Nevertheless, our cohort mirrors a “real-world” scenario, providing information that are directly applicable to the routine clinical practice. In addition, patients with a personal history of hormone treatment (which is a well-established modifier of bone turnover) [21] were excluded from our study to reduce the risk of pre-existing iatrogenic bone health alterations (i.e. CTIBL). As for the hormone anti-cancer therapies administered between T0 and T1, instead, we did not expect them to have relevant impact on bone turnover during zoledronate treatment, since several clinical trials have described that up-front concomitant administration of the bisphosphonate reduces the risk of bone loss, even when the 6-monthly schedule of the drug is applied, as in the setting of CTIBL prevention [49,50,51,52,53]. Moreover, over time comparisons within the same patient should be less dependent on the aforementioned confounders, having an internal baseline control.
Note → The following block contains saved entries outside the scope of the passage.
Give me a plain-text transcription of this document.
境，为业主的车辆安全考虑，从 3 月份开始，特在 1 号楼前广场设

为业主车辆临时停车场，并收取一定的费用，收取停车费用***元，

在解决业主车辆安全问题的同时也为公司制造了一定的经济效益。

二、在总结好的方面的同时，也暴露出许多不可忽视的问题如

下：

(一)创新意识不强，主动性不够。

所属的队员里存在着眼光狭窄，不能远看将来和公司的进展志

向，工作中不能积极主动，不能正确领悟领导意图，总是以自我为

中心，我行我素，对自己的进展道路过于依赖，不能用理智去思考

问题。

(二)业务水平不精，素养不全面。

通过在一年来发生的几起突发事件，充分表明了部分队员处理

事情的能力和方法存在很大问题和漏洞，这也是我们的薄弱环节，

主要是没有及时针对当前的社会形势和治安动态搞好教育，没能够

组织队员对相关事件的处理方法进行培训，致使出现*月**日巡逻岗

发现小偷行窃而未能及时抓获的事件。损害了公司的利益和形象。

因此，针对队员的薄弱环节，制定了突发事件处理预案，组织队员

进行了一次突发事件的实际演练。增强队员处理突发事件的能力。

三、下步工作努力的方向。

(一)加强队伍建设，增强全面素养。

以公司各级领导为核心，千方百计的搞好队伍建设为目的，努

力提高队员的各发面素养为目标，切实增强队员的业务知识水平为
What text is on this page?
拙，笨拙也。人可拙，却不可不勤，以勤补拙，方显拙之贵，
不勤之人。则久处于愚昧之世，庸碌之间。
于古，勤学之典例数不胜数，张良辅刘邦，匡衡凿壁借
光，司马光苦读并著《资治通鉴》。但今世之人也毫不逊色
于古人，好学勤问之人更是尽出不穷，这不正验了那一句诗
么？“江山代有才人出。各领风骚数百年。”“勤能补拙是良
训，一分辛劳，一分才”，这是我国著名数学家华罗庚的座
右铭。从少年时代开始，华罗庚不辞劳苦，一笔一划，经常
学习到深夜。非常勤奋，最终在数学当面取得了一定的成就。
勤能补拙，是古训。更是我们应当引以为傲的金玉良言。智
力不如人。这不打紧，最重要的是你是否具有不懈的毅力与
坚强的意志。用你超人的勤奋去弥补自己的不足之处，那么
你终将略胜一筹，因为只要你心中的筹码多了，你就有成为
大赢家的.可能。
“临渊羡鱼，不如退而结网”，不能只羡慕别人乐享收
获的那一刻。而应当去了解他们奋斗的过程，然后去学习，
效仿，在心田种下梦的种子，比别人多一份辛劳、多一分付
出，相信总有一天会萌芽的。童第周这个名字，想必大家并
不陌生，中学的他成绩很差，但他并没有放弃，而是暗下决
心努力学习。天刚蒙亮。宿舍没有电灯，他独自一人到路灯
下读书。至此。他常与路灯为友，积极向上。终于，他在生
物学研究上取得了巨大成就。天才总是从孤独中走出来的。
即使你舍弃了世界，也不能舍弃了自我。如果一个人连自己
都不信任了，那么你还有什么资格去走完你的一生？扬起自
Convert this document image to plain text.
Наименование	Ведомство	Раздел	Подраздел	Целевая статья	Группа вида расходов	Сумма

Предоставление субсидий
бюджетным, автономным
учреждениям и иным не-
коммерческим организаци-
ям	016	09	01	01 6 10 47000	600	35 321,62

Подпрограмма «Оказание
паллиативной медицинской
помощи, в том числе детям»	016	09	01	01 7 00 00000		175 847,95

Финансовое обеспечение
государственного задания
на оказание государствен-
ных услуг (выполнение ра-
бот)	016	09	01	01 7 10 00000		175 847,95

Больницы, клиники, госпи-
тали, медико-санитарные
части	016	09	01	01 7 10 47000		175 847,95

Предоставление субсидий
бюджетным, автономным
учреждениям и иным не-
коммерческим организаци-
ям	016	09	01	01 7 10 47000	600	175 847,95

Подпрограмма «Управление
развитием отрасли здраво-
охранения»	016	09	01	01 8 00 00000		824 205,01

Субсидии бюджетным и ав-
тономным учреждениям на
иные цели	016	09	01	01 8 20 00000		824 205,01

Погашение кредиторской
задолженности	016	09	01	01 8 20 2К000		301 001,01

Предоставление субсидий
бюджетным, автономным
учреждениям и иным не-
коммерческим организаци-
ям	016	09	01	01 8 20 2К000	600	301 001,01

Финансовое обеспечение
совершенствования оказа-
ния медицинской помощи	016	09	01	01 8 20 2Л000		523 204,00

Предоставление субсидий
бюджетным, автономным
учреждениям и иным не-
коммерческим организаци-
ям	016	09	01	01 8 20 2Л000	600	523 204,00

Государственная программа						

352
In conclusion, improvement of densitometric parameters or BTMs during the first 6 months of zoledronate treatment is not necessarily associated with a reduced risk of bone disease progression. Low baseline concentrations of OC and OPG as well as low baseline T-score and BMD might predict the occurrence of SREs. Therefore, integration of BTM dosage and DXA evaluation at diagnosis of BM may be helpful in better stratifying the risk of SREs. Future studies in larger, more homogeneous cohorts of patients should evaluate whether the increase in OPG levels during zoledronate therapy may truly predict a reduced risk of SREs.